Great read: http://www.mcgillreport.com/laffairbreast.htm.
It's by a friend of mine, Doug McGill, who writes about his visit to a travel medicine clinic at Mayo prior to his trip to Ethiopia. I had the same experience and felt the same message as he did: go abroad, but be sure to avoid anything and anywhere that may pose the slightest risk to your health or safety. Where you're going, that applies to pretty much everything and everywhere. This way, you can go to a foreign country and avoid the hassle of experiencing the culture.
Before I went to China, doomsayers abounded. Surely, I'll die in China, or catch a terrible disease, or get scammed by my employer, or starve, or get locked in the gulag, or race straight back to America when I see the wretched condition of Chinese toilets.
First, such concerns are disrespectful. Implicitly, they suggest that China, home of 1.3 billion people, is barely habitable, a place best avoided by anyone not forced to live there. What does that stance say about the doomsayers' respect for Chinese people and culture? My philosophy is that, anywhere on earth, a lot of people somehow manage to survive. Why would my odds of survival be any different?

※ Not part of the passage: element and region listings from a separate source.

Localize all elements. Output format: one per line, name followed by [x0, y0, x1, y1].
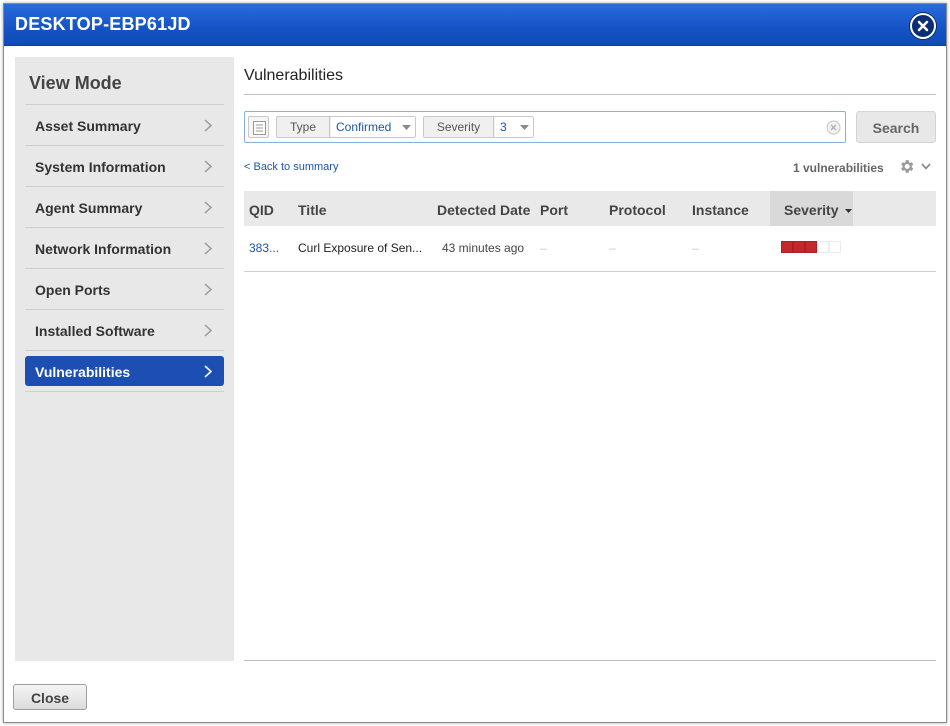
- column-header-qid[interactable]: QID: [249, 191, 274, 226]
- severity-segment-filled: [781, 241, 793, 253]
- gear-icon[interactable]: [898, 158, 915, 175]
- close-button[interactable]: Close: [13, 684, 87, 710]
- sidebar-item-agent-summary[interactable]: Agent Summary: [25, 187, 224, 228]
- caret-down-icon: [402, 125, 411, 130]
- sidebar-item-label: Agent Summary: [35, 200, 143, 216]
- caret-down-icon: [520, 125, 529, 130]
- sidebar-item-label: Installed Software: [35, 323, 155, 339]
- qid-link[interactable]: 383...: [249, 241, 279, 255]
- sidebar-item-installed-software[interactable]: Installed Software: [25, 310, 224, 351]
- severity-segment-empty: [817, 241, 829, 253]
- filter-chip-type[interactable]: Type Confirmed: [276, 116, 416, 138]
- column-header-detected-date[interactable]: Detected Date: [437, 191, 530, 226]
- sidebar-item-label: Asset Summary: [35, 118, 141, 134]
- divider: [244, 94, 936, 95]
- filter-key: Severity: [424, 117, 494, 137]
- sidebar-item-label: System Information: [35, 159, 166, 175]
- table-header: QID Title Detected Date Port Protocol In…: [244, 191, 936, 226]
- severity-segment-empty: [829, 241, 841, 253]
- sidebar-item-open-ports[interactable]: Open Ports: [25, 269, 224, 310]
- back-to-summary-link[interactable]: < Back to summary: [244, 161, 338, 173]
- chevron-right-icon: [204, 324, 212, 337]
- chevron-right-icon: [204, 160, 212, 173]
- chevron-down-icon[interactable]: [921, 163, 931, 170]
- instance-cell: –: [692, 241, 699, 255]
- port-cell: –: [540, 241, 547, 255]
- severity-segment-filled: [793, 241, 805, 253]
- protocol-cell: –: [609, 241, 616, 255]
- chevron-right-icon: [204, 365, 212, 378]
- window-close-icon[interactable]: [910, 13, 936, 39]
- filter-chip-severity[interactable]: Severity 3: [423, 116, 534, 138]
- filter-key: Type: [277, 117, 330, 137]
- column-header-protocol[interactable]: Protocol: [609, 191, 666, 226]
- sidebar-item-label: Vulnerabilities: [35, 364, 131, 380]
- page-title: Vulnerabilities: [244, 67, 344, 84]
- chevron-right-icon: [204, 119, 212, 132]
- column-header-severity[interactable]: Severity: [770, 191, 853, 226]
- asset-details-window: DESKTOP-EBP61JD View Mode Asset Summary …: [3, 3, 947, 723]
- title-bar: DESKTOP-EBP61JD: [4, 4, 946, 46]
- result-count: 1 vulnerabilities: [793, 161, 884, 175]
- severity-segment-filled: [805, 241, 817, 253]
- list-icon[interactable]: [248, 116, 269, 138]
- sidebar-item-vulnerabilities[interactable]: Vulnerabilities: [25, 351, 224, 392]
- sort-desc-icon: [845, 209, 853, 214]
- detected-date-cell: 43 minutes ago: [442, 241, 525, 255]
- chevron-right-icon: [204, 201, 212, 214]
- column-header-port[interactable]: Port: [540, 191, 568, 226]
- column-header-title[interactable]: Title: [298, 191, 327, 226]
- sidebar-item-label: Network Information: [35, 241, 172, 257]
- table-row[interactable]: 383... Curl Exposure of Sen... 43 minute…: [244, 226, 936, 272]
- sidebar-item-network-information[interactable]: Network Information: [25, 228, 224, 269]
- chevron-right-icon: [204, 283, 212, 296]
- sidebar-item-label: Open Ports: [35, 282, 111, 298]
- divider: [244, 660, 936, 661]
- title-cell: Curl Exposure of Sen...: [298, 241, 423, 255]
- sidebar-item-asset-summary[interactable]: Asset Summary: [25, 105, 224, 146]
- view-mode-heading: View Mode: [29, 73, 122, 93]
- filter-bar[interactable]: Type Confirmed Severity 3: [244, 111, 846, 143]
- window-title: DESKTOP-EBP61JD: [15, 14, 191, 34]
- search-button[interactable]: Search: [856, 111, 936, 143]
- sidebar-item-system-information[interactable]: System Information: [25, 146, 224, 187]
- view-mode-sidebar: View Mode Asset Summary System Informati…: [15, 57, 234, 661]
- severity-bar: [781, 241, 841, 253]
- clear-circle-icon[interactable]: [826, 120, 841, 135]
- chevron-right-icon: [204, 242, 212, 255]
- column-header-label: Severity: [784, 202, 839, 218]
- column-header-instance[interactable]: Instance: [692, 191, 749, 226]
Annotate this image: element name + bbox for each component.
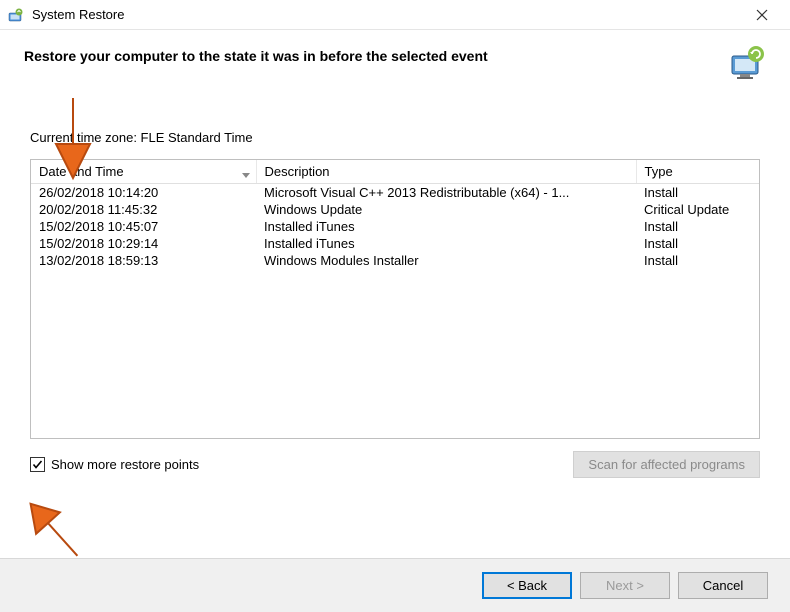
- system-restore-icon: [8, 7, 24, 23]
- cell-type: Install: [636, 235, 759, 252]
- cancel-button[interactable]: Cancel: [678, 572, 768, 599]
- table-row[interactable]: 15/02/2018 10:29:14Installed iTunesInsta…: [31, 235, 759, 252]
- cell-description: Microsoft Visual C++ 2013 Redistributabl…: [256, 184, 636, 202]
- cell-date: 20/02/2018 11:45:32: [31, 201, 256, 218]
- column-header-date-label: Date and Time: [39, 164, 124, 179]
- content-area: Current time zone: FLE Standard Time Dat…: [0, 76, 790, 439]
- window-title: System Restore: [32, 7, 124, 22]
- restore-points-table-container: Date and Time Description Type 26/02/201…: [30, 159, 760, 439]
- cell-type: Install: [636, 184, 759, 202]
- cell-description: Installed iTunes: [256, 218, 636, 235]
- wizard-footer: < Back Next > Cancel: [0, 558, 790, 612]
- restore-points-table: Date and Time Description Type 26/02/201…: [31, 160, 759, 269]
- sort-indicator-icon: [242, 167, 250, 182]
- show-more-label: Show more restore points: [51, 457, 199, 472]
- cell-description: Windows Update: [256, 201, 636, 218]
- titlebar: System Restore: [0, 0, 790, 30]
- column-header-type-label: Type: [645, 164, 673, 179]
- restore-large-icon: [730, 44, 766, 80]
- cell-date: 13/02/2018 18:59:13: [31, 252, 256, 269]
- cell-description: Windows Modules Installer: [256, 252, 636, 269]
- cell-description: Installed iTunes: [256, 235, 636, 252]
- checkbox-box: [30, 457, 45, 472]
- options-row: Show more restore points Scan for affect…: [0, 439, 790, 478]
- next-button: Next >: [580, 572, 670, 599]
- cell-type: Critical Update: [636, 201, 759, 218]
- timezone-label: Current time zone: FLE Standard Time: [30, 130, 760, 145]
- table-row[interactable]: 26/02/2018 10:14:20Microsoft Visual C++ …: [31, 184, 759, 202]
- cell-type: Install: [636, 252, 759, 269]
- scan-affected-button: Scan for affected programs: [573, 451, 760, 478]
- table-row[interactable]: 15/02/2018 10:45:07Installed iTunesInsta…: [31, 218, 759, 235]
- cell-date: 26/02/2018 10:14:20: [31, 184, 256, 202]
- back-button[interactable]: < Back: [482, 572, 572, 599]
- page-heading: Restore your computer to the state it wa…: [24, 48, 766, 64]
- column-header-date[interactable]: Date and Time: [31, 160, 256, 184]
- column-header-type[interactable]: Type: [636, 160, 759, 184]
- cell-date: 15/02/2018 10:29:14: [31, 235, 256, 252]
- column-header-description-label: Description: [265, 164, 330, 179]
- column-header-description[interactable]: Description: [256, 160, 636, 184]
- show-more-checkbox[interactable]: Show more restore points: [30, 457, 199, 472]
- table-row[interactable]: 13/02/2018 18:59:13Windows Modules Insta…: [31, 252, 759, 269]
- table-row[interactable]: 20/02/2018 11:45:32Windows UpdateCritica…: [31, 201, 759, 218]
- cell-date: 15/02/2018 10:45:07: [31, 218, 256, 235]
- close-button[interactable]: [742, 0, 782, 30]
- cell-type: Install: [636, 218, 759, 235]
- header-area: Restore your computer to the state it wa…: [0, 30, 790, 76]
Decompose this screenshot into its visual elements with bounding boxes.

Second, these concerns are cynical. They mock or ignore the one value most essential to human relations: trust. Do I know everything about where I'm going? Am I in control of my situation every day? Of course not. Nor do I want to be. But, I trust my own instincts and, more importantly, I trust the people -- total strangers -- who surround me every day. In every case, in every country I've visited, this trust has been affirmed.
And so, when I'm in America, I do my utmost to return the favor, and affirm this global trust, every time I see a harried traveler looking lost. It's what makes the world go round, and what makes it so absolutely invigorating -- and, indeed, necessary -- about going around the world.